Every opportunity that life awards for an encounter with authenticity into the unexpected is finessed into a known form and thus sophisticated, neutered into convention, a minor-key cause célèbre of amusement or irritation. The Midnight Mass is little more than a quaint neighborhood fair or charity bake sale entertainment, pleasant overall. Ivan tells his two young sons that Jesus never existed, and certainly won’t appear after midnight in the grandchildren’s little toy crèche-- nothing “new” is coming into the world that night or any night chez Vuillard.

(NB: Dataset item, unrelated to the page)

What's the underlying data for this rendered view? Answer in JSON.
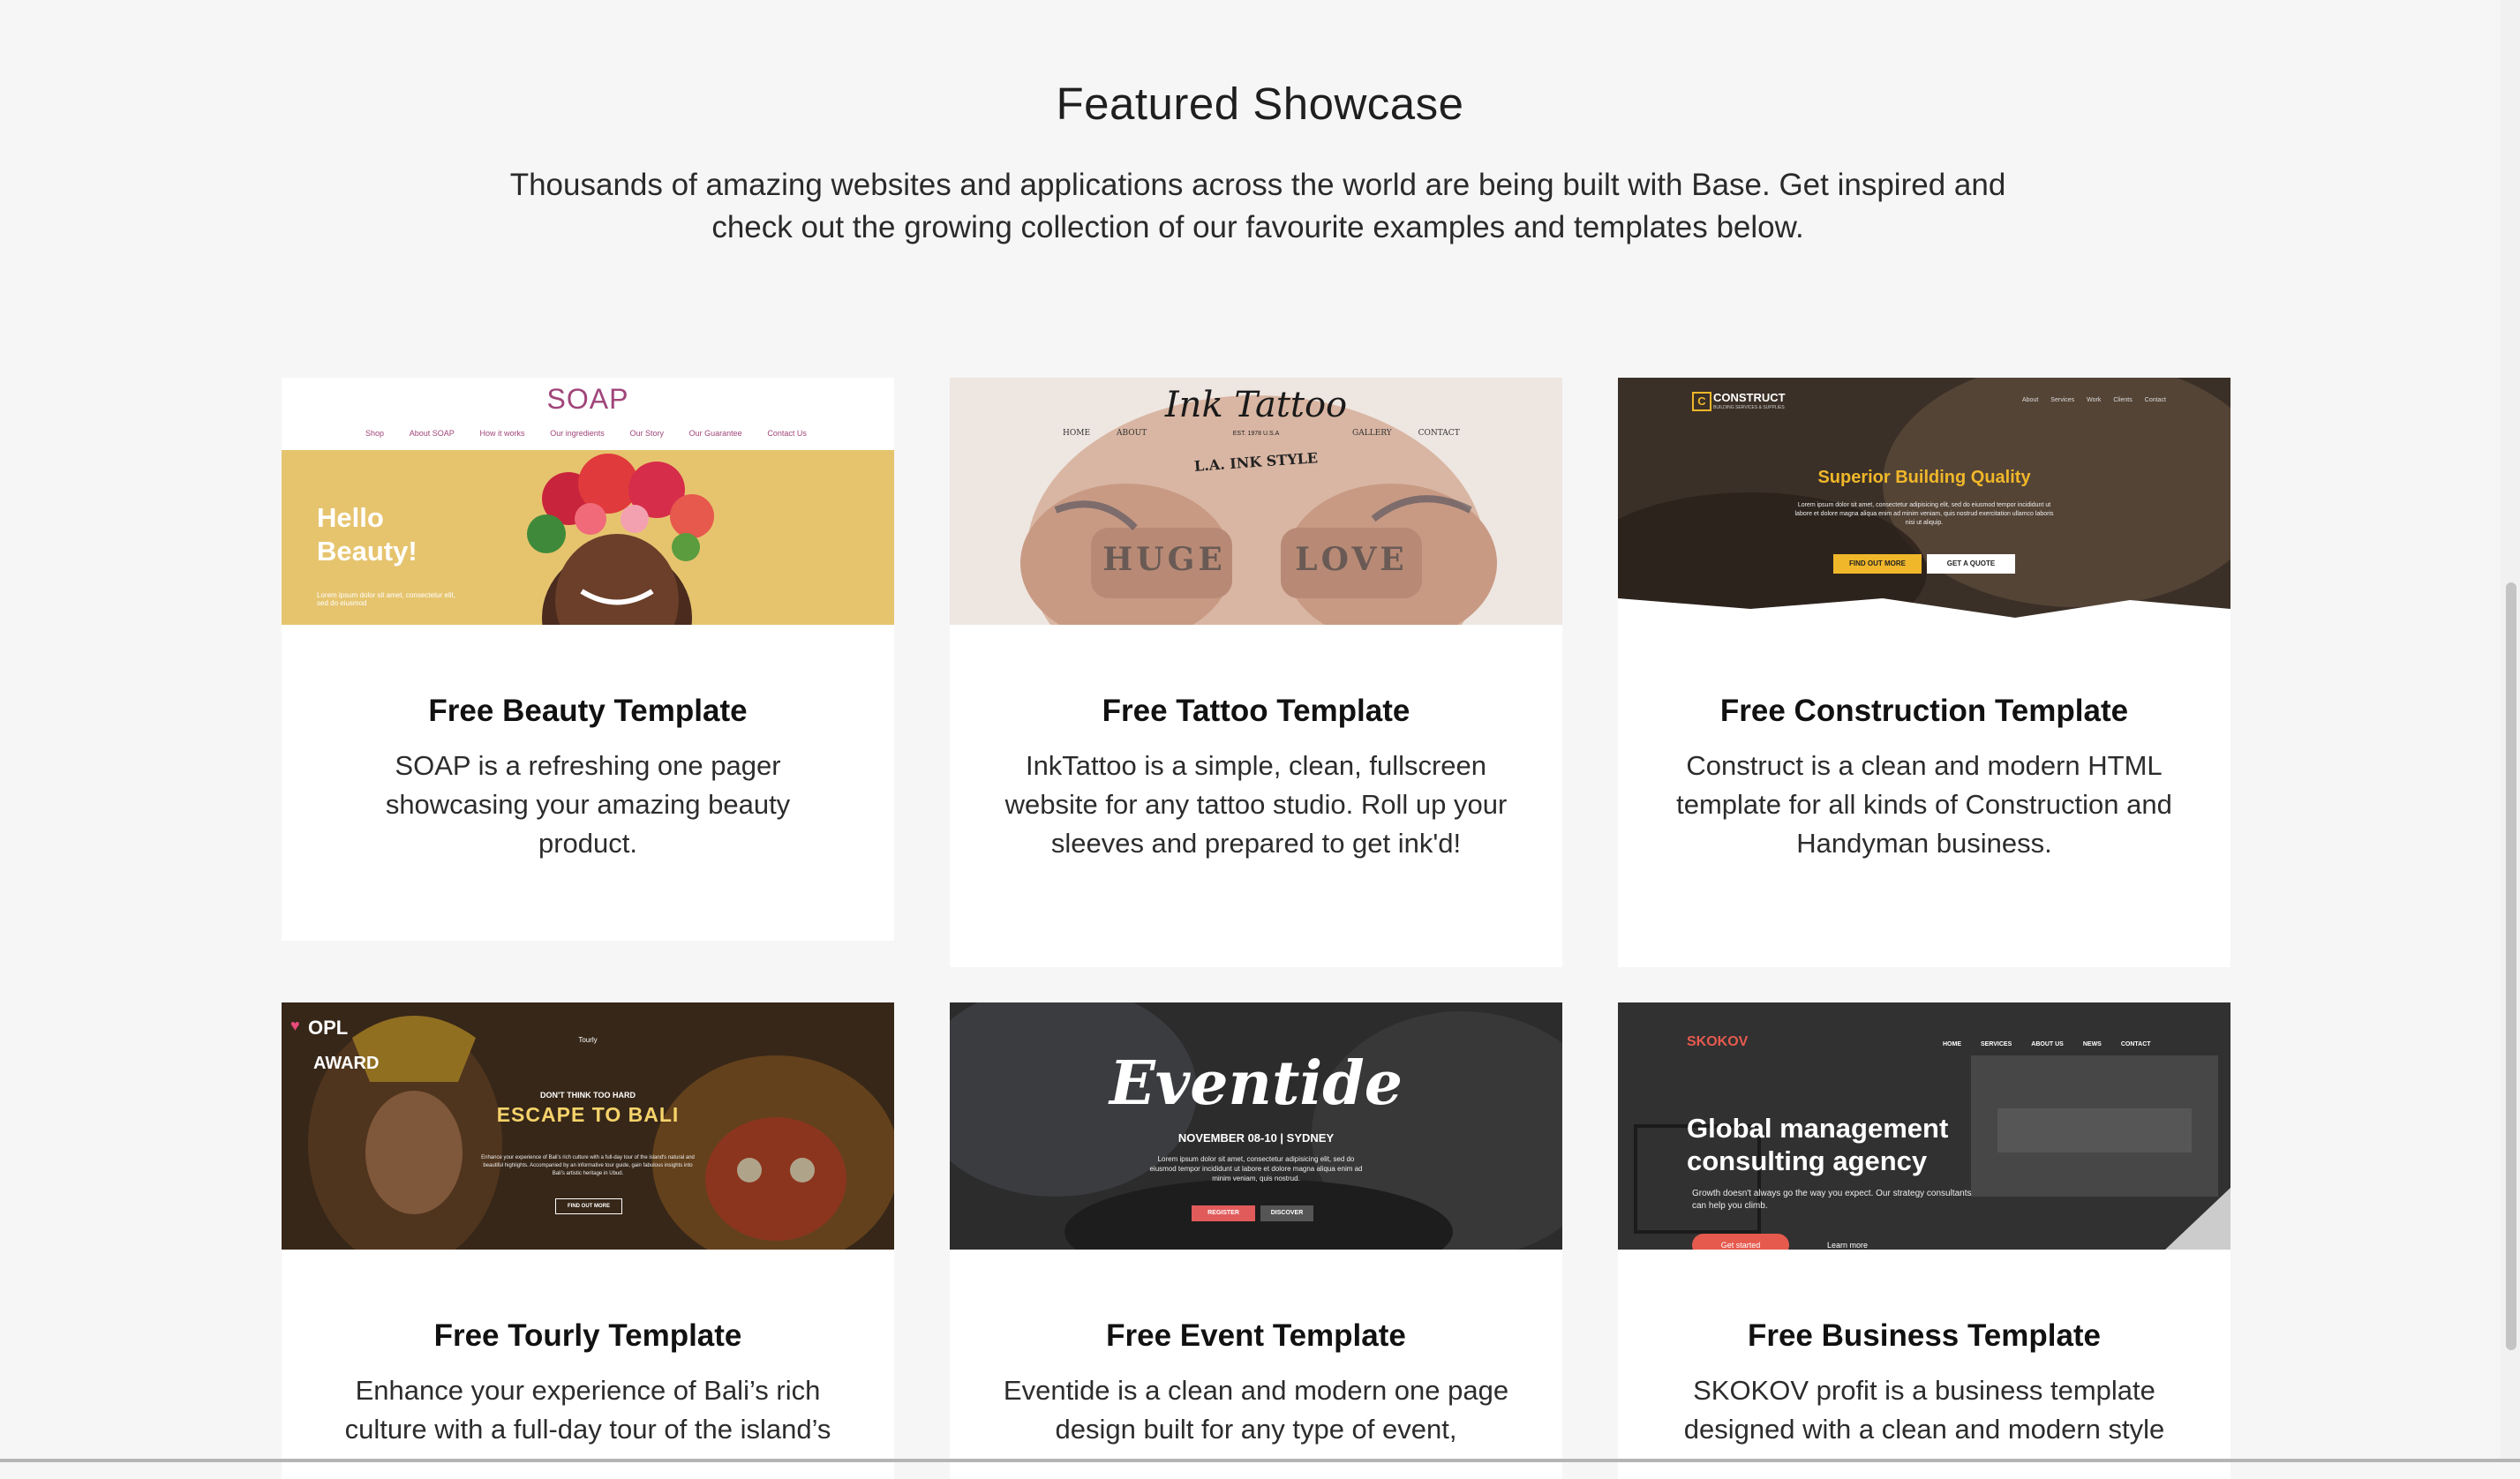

Every gesture and action is the enemy of lived life, of possibility; nothing leads anywhere too complicated or too unknown. At the film’s end Henri is alone with his mother in the cold, bright hospital room, a sterile plastic sheet divides them. He proffers up a gold coin to Junon—a chance for a toss of luck or payment to Charon? Either way, Henri shakes his head: you don’t want to know.

In another telling-- the third ring of this circus cycle, the real tension of the film is not within the family’s predictable antics, but whether any of it matters at all in light of the coming storm: the massive monoliths of anonymous housing projects and office buildings that encroach further and further into the Vuillard’s world. Far more dangerous than the degenerative disease that will kill Junon or the cancer that took little Joseph is this overwhelming, silent tide. It will not be satisfied with mere individuals, but hungers to consume an entire way of life.

In fact, life at the Vuillard’s is already a dream past its prime, past life itself; it is a testament to the old. The stylish and capacious family manse can no longer contain itself let alone all its members and the light of day reveals what the fireworks of Christmas Eve did not: that the house is a wounded and crumbling ghost, part of a faultline of forgotten old structures, surrounded, descending into an ever darker oblivion as the new and huge blocky towers of granite, glass and steel press in from all sides.